Aan de skyline van het Oosten,
die geurt naar zwarte magie,
houdt de dierenriem licht en duisternis uit elkaar.
Hij vouwt ze als een origamiwerkje boven onze dromen 's nachts.
Plooit deze hemellichamen in al haar gedaantes
boven de elecktrische hartslagen van de stad
met zijn kleurrijke bars en stijlvolle dansvloeren.
Boven de lachende bossen en de donkerblauwe zoutwoestijnen spelen ze maar theater.
Ze vermaken patiënten die enkel vrij kunnen zijn met fantasie.
Zij dansen met de Poolster in de leegte. Zij geven magie.
Onder de zieken hun huid bonkt een tamboerijn.
Ze ontbinden als rotte perzikken in hun hemelbed,
in een kale kamer, met om hun ingezakte hals een ketting van Toermalijn.

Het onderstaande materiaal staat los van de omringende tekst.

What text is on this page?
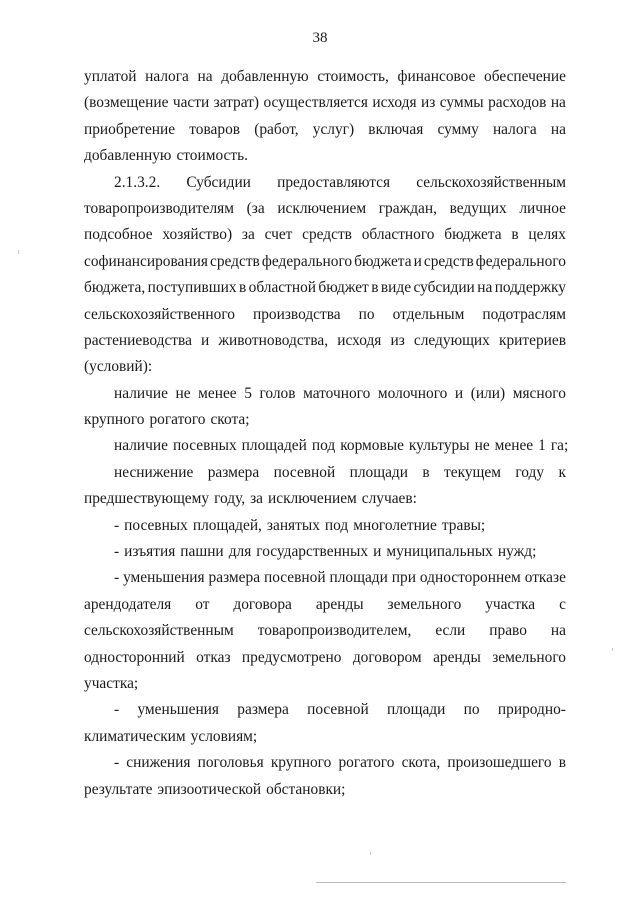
38
уплатой налога на добавленную стоимость, финансовое обеспечение
(возмещение части затрат) осуществляется исходя из суммы расходов на
приобретение товаров (работ, услуг) включая сумму налога на
добавленную стоимость.
2.1.3.2. Субсидии предоставляются сельскохозяйственным
товаропроизводителям (за исключением граждан, ведущих личное
подсобное хозяйство) за счет средств областного бюджета в целях
софинансирования средств федерального бюджета и средств федерального
бюджета, поступивших в областной бюджет в виде субсидии на поддержку
сельскохозяйственного производства по отдельным подотраслям
растениеводства и животноводства, исходя из следующих критериев
(условий):
наличие не менее 5 голов маточного молочного и (или) мясного
крупного рогатого скота;
наличие посевных площадей под кормовые культуры не менее 1 га;
неснижение размера посевной площади в текущем году к
предшествующему году, за исключением случаев:
- посевных площадей, занятых под многолетние травы;
- изъятия пашни для государственных и муниципальных нужд;
- уменьшения размера посевной площади при одностороннем отказе
арендодателя от договора аренды земельного участка с
сельскохозяйственным товаропроизводителем, если право на
односторонний отказ предусмотрено договором аренды земельного
участка;
- уменьшения размера посевной площади по природно-
климатическим условиям;
- снижения поголовья крупного рогатого скота, произошедшего в
результате эпизоотической обстановки;
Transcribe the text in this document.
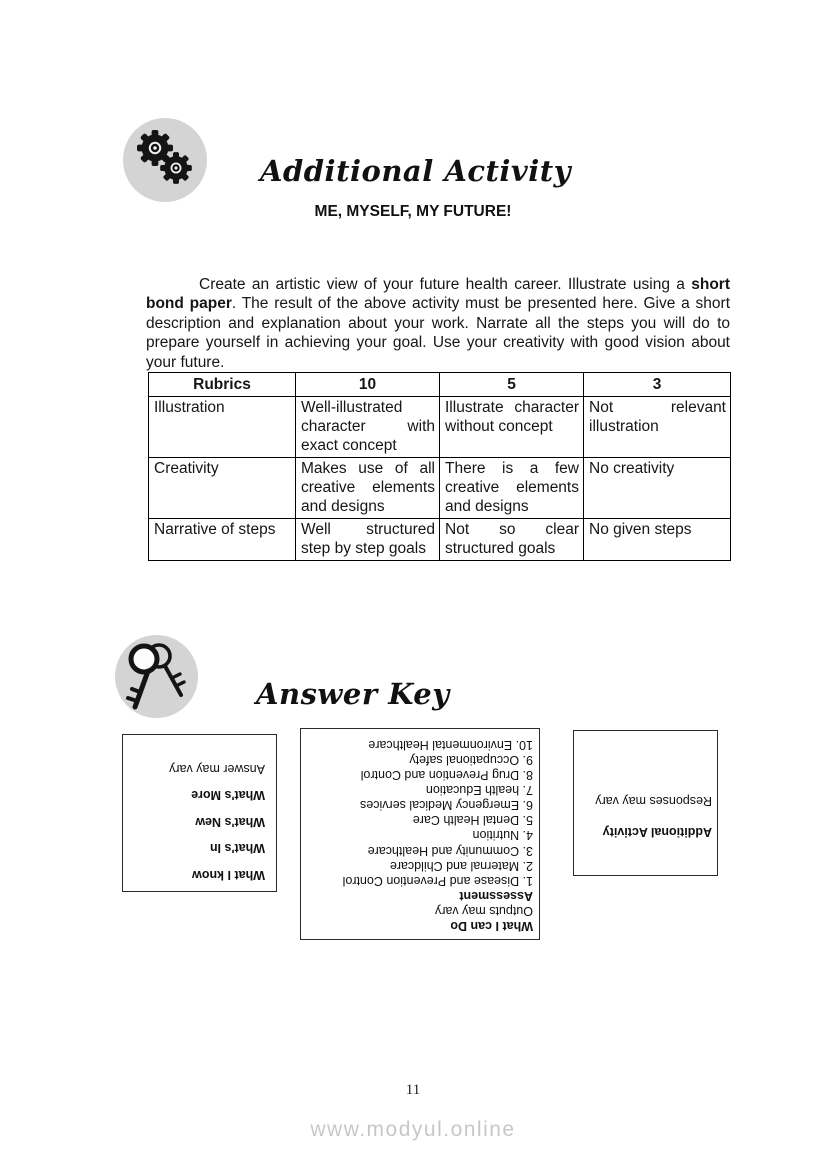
Additional Activity
ME, MYSELF, MY FUTURE!

Create an artistic view of your future health career. Illustrate using a short bond paper. The result of the above activity must be presented here. Give a short description and explanation about your work. Narrate all the steps you will do to prepare yourself in achieving your goal. Use your creativity with good vision about your future.

Rubrics	10	5	3
Illustration	Well-illustrated character with exact concept	Illustrate character without concept	Not relevant illustration
Creativity	Makes use of all creative elements and designs	There is a few creative elements and designs	No creativity
Narrative of steps	Well structured step by step goals	Not so clear structured goals	No given steps
Answer Key
What I know
What's In
What's New
What's More
Answer may vary
What I can Do
Outputs may vary
Assessment
1. Disease and Prevention Control
2. Maternal and Childcare
3. Community and Healthcare
4. Nutrition
5. Dental Health Care
6. Emergency Medical services
7. health Education
8. Drug Prevention and Control
9. Occupational safety
10. Environmental Healthcare
Additional Activity
Responses may vary
11
www.modyul.online
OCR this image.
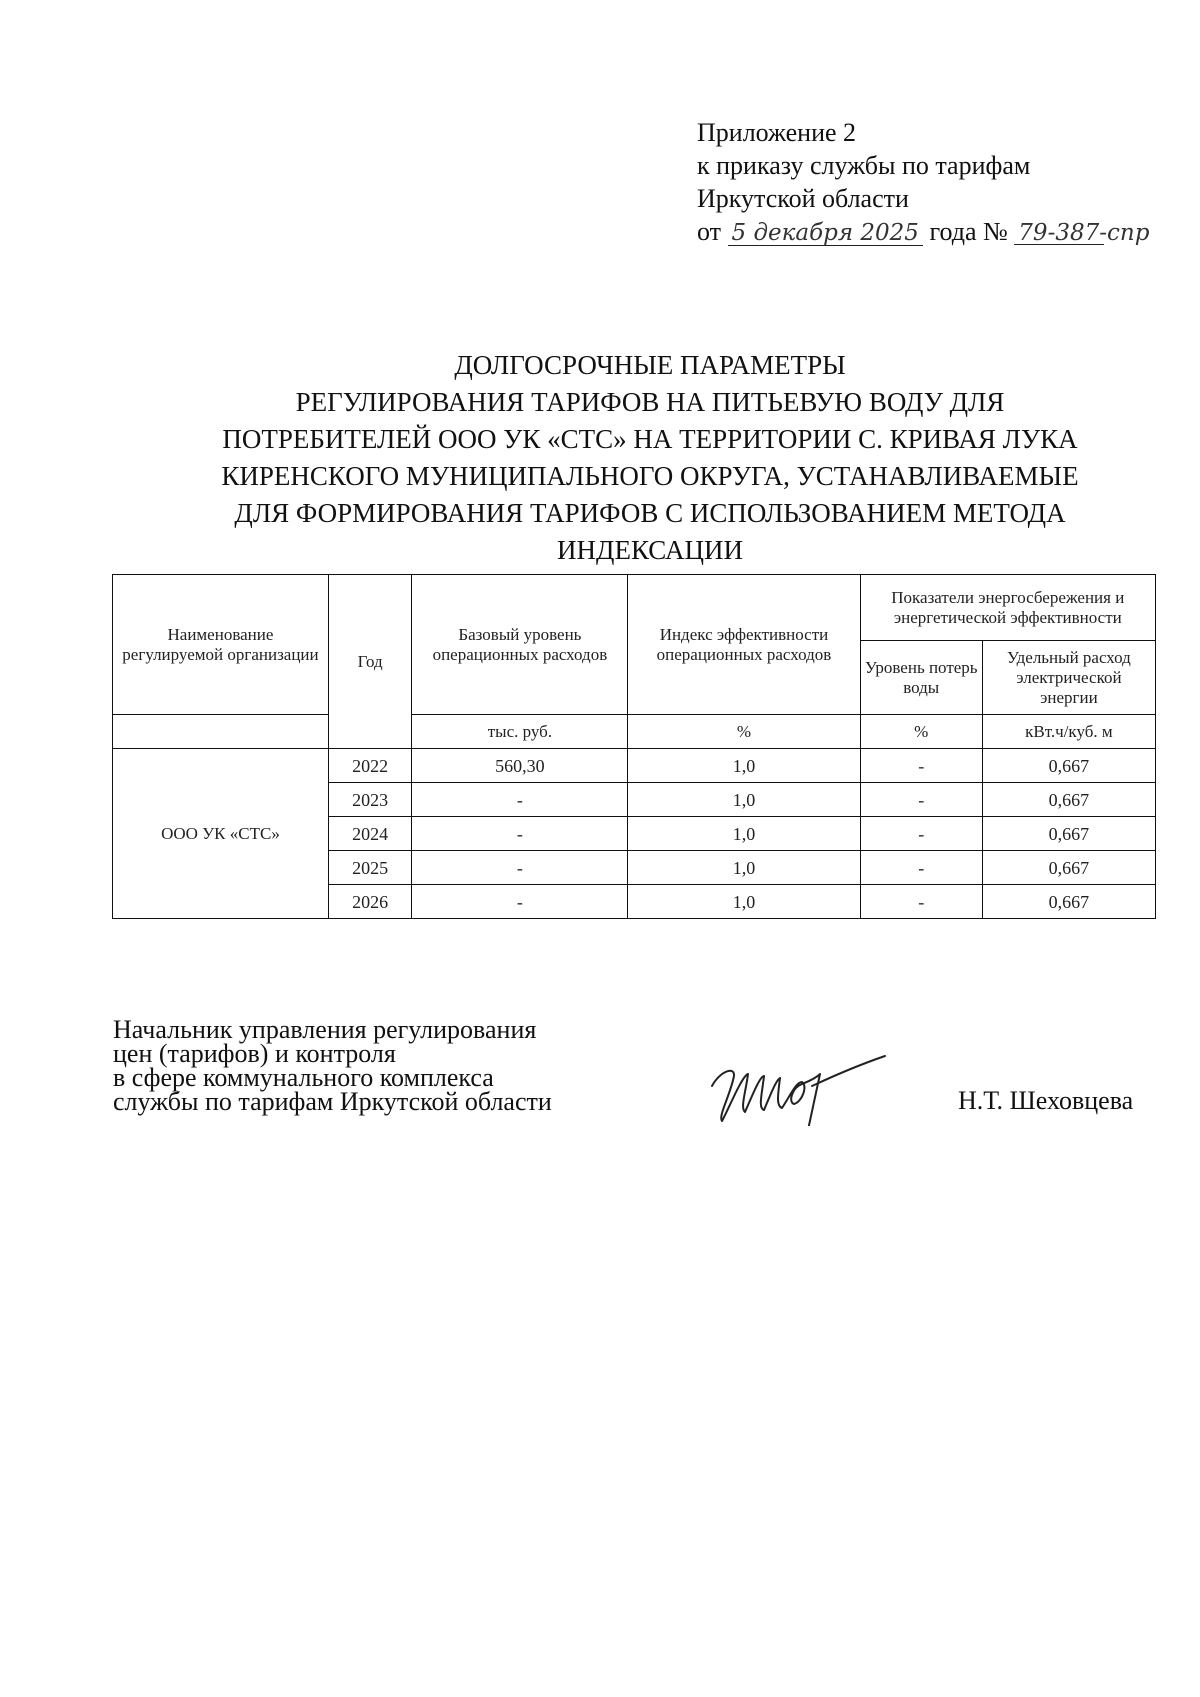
Приложение 2
к приказу службы по тарифам
Иркутской области
от 5 декабря 2025 года № 79-387-спр
ДОЛГОСРОЧНЫЕ ПАРАМЕТРЫ
РЕГУЛИРОВАНИЯ ТАРИФОВ НА ПИТЬЕВУЮ ВОДУ ДЛЯ
ПОТРЕБИТЕЛЕЙ ООО УК «СТС» НА ТЕРРИТОРИИ С. КРИВАЯ ЛУКА
КИРЕНСКОГО МУНИЦИПАЛЬНОГО ОКРУГА, УСТАНАВЛИВАЕМЫЕ
ДЛЯ ФОРМИРОВАНИЯ ТАРИФОВ С ИСПОЛЬЗОВАНИЕМ МЕТОДА
ИНДЕКСАЦИИ
Наименование регулируемой организации	Год	Базовый уровень операционных расходов	Индекс эффективности операционных расходов	Показатели энергосбережения и энергетической эффективности	
				Уровень потерь воды	Удельный расход электрической энергии
		тыс. руб.	%	%	кВт.ч/куб. м
ООО УК «СТС»	2022	560,30	1,0	-	0,667
	2023	-	1,0	-	0,667
	2024	-	1,0	-	0,667
	2025	-	1,0	-	0,667
	2026	-	1,0	-	0,667
Начальник управления регулирования
цен (тарифов) и контроля
в сфере коммунального комплекса
службы по тарифам Иркутской области	Н.Т. Шеховцева
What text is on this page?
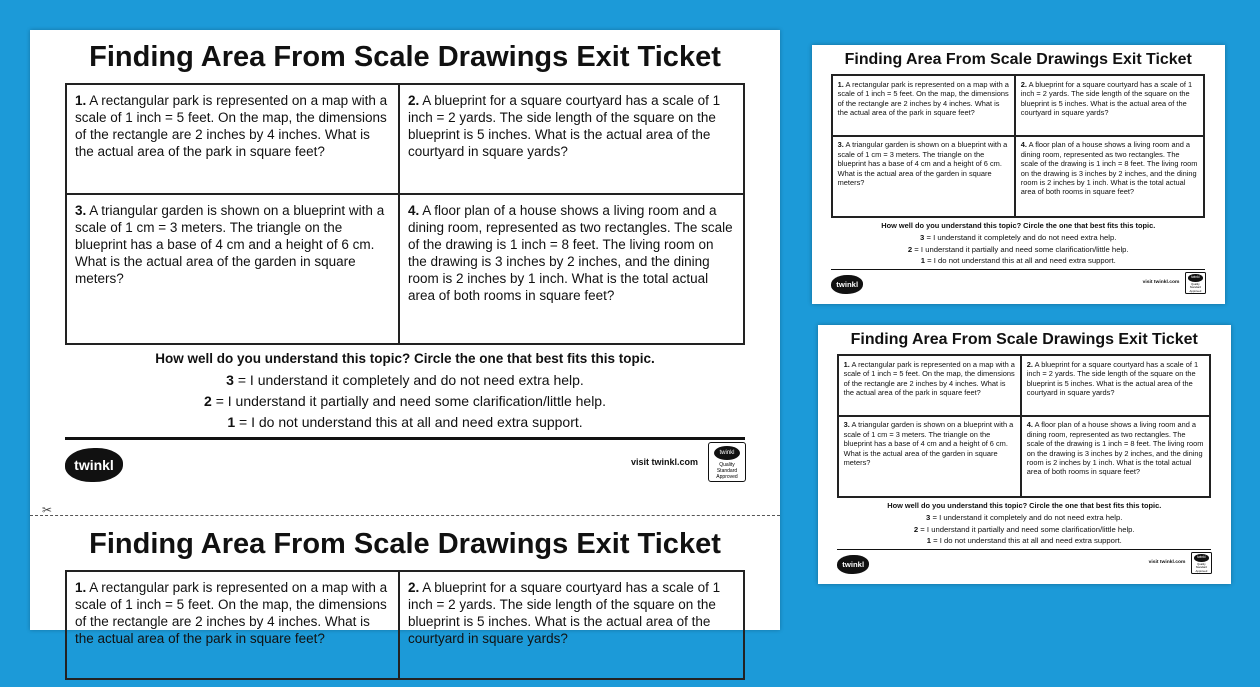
Finding Area From Scale Drawings Exit Ticket
1. A rectangular park is represented on a map with a scale of 1 inch = 5 feet. On the map, the dimensions of the rectangle are 2 inches by 4 inches. What is the actual area of the park in square feet?
2. A blueprint for a square courtyard has a scale of 1 inch = 2 yards. The side length of the square on the blueprint is 5 inches. What is the actual area of the courtyard in square yards?
3. A triangular garden is shown on a blueprint with a scale of 1 cm = 3 meters. The triangle on the blueprint has a base of 4 cm and a height of 6 cm. What is the actual area of the garden in square meters?
4. A floor plan of a house shows a living room and a dining room, represented as two rectangles. The scale of the drawing is 1 inch = 8 feet. The living room on the drawing is 3 inches by 2 inches, and the dining room is 2 inches by 1 inch. What is the total actual area of both rooms in square feet?
How well do you understand this topic? Circle the one that best fits this topic.
3 = I understand it completely and do not need extra help.
2 = I understand it partially and need some clarification/little help.
1 = I do not understand this at all and need extra support.
twinkl	visit twinkl.com
twinkl
Quality Standard Approved
✂
Finding Area From Scale Drawings Exit Ticket
1. A rectangular park is represented on a map with a scale of 1 inch = 5 feet. On the map, the dimensions of the rectangle are 2 inches by 4 inches. What is the actual area of the park in square feet?
2. A blueprint for a square courtyard has a scale of 1 inch = 2 yards. The side length of the square on the blueprint is 5 inches. What is the actual area of the courtyard in square yards?
Finding Area From Scale Drawings Exit Ticket
1. A rectangular park is represented on a map with a scale of 1 inch = 5 feet. On the map, the dimensions of the rectangle are 2 inches by 4 inches. What is the actual area of the park in square feet?
2. A blueprint for a square courtyard has a scale of 1 inch = 2 yards. The side length of the square on the blueprint is 5 inches. What is the actual area of the courtyard in square yards?
3. A triangular garden is shown on a blueprint with a scale of 1 cm = 3 meters. The triangle on the blueprint has a base of 4 cm and a height of 6 cm. What is the actual area of the garden in square meters?
4. A floor plan of a house shows a living room and a dining room, represented as two rectangles. The scale of the drawing is 1 inch = 8 feet. The living room on the drawing is 3 inches by 2 inches, and the dining room is 2 inches by 1 inch. What is the total actual area of both rooms in square feet?
How well do you understand this topic? Circle the one that best fits this topic.
3 = I understand it completely and do not need extra help.
2 = I understand it partially and need some clarification/little help.
1 = I do not understand this at all and need extra support.
twinkl	visit twinkl.com
twinkl
Quality Standard Approved
Finding Area From Scale Drawings Exit Ticket
1. A rectangular park is represented on a map with a scale of 1 inch = 5 feet. On the map, the dimensions of the rectangle are 2 inches by 4 inches. What is the actual area of the park in square feet?
2. A blueprint for a square courtyard has a scale of 1 inch = 2 yards. The side length of the square on the blueprint is 5 inches. What is the actual area of the courtyard in square yards?
3. A triangular garden is shown on a blueprint with a scale of 1 cm = 3 meters. The triangle on the blueprint has a base of 4 cm and a height of 6 cm. What is the actual area of the garden in square meters?
4. A floor plan of a house shows a living room and a dining room, represented as two rectangles. The scale of the drawing is 1 inch = 8 feet. The living room on the drawing is 3 inches by 2 inches, and the dining room is 2 inches by 1 inch. What is the total actual area of both rooms in square feet?
How well do you understand this topic? Circle the one that best fits this topic.
3 = I understand it completely and do not need extra help.
2 = I understand it partially and need some clarification/little help.
1 = I do not understand this at all and need extra support.
twinkl	visit twinkl.com
twinkl
Quality Standard Approved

Spirituele met hun oer rituelen kruipen in schaduwen.
Ze woelen als bacteriën in de oksel van de stad.
Met ziekenhuisnaalden laten ze de schreeuwende kleuren van Van Gogh zien.
Zij maken van afvoeren die naar riolen leiden een bloedbad.
De maan neuriënd, de zon toont haar gouden ogen. De stad ontwaakt.
Afrikaanse straatvegers laten de voetpaden halfglimmen
die besmeurd waren met peuken en patat.
De vraag die we stellen: hebben we alles gedroomd vannacht?
De wierrook om onze elfenoren,
de slangenvrouwen achter het roze glas
en de voodoopoppen in onze verkrampte handen.
Straks gaan we gewoon naar huis.
We zullen er amper over praten.
Ook al zijn we elkaars legendes.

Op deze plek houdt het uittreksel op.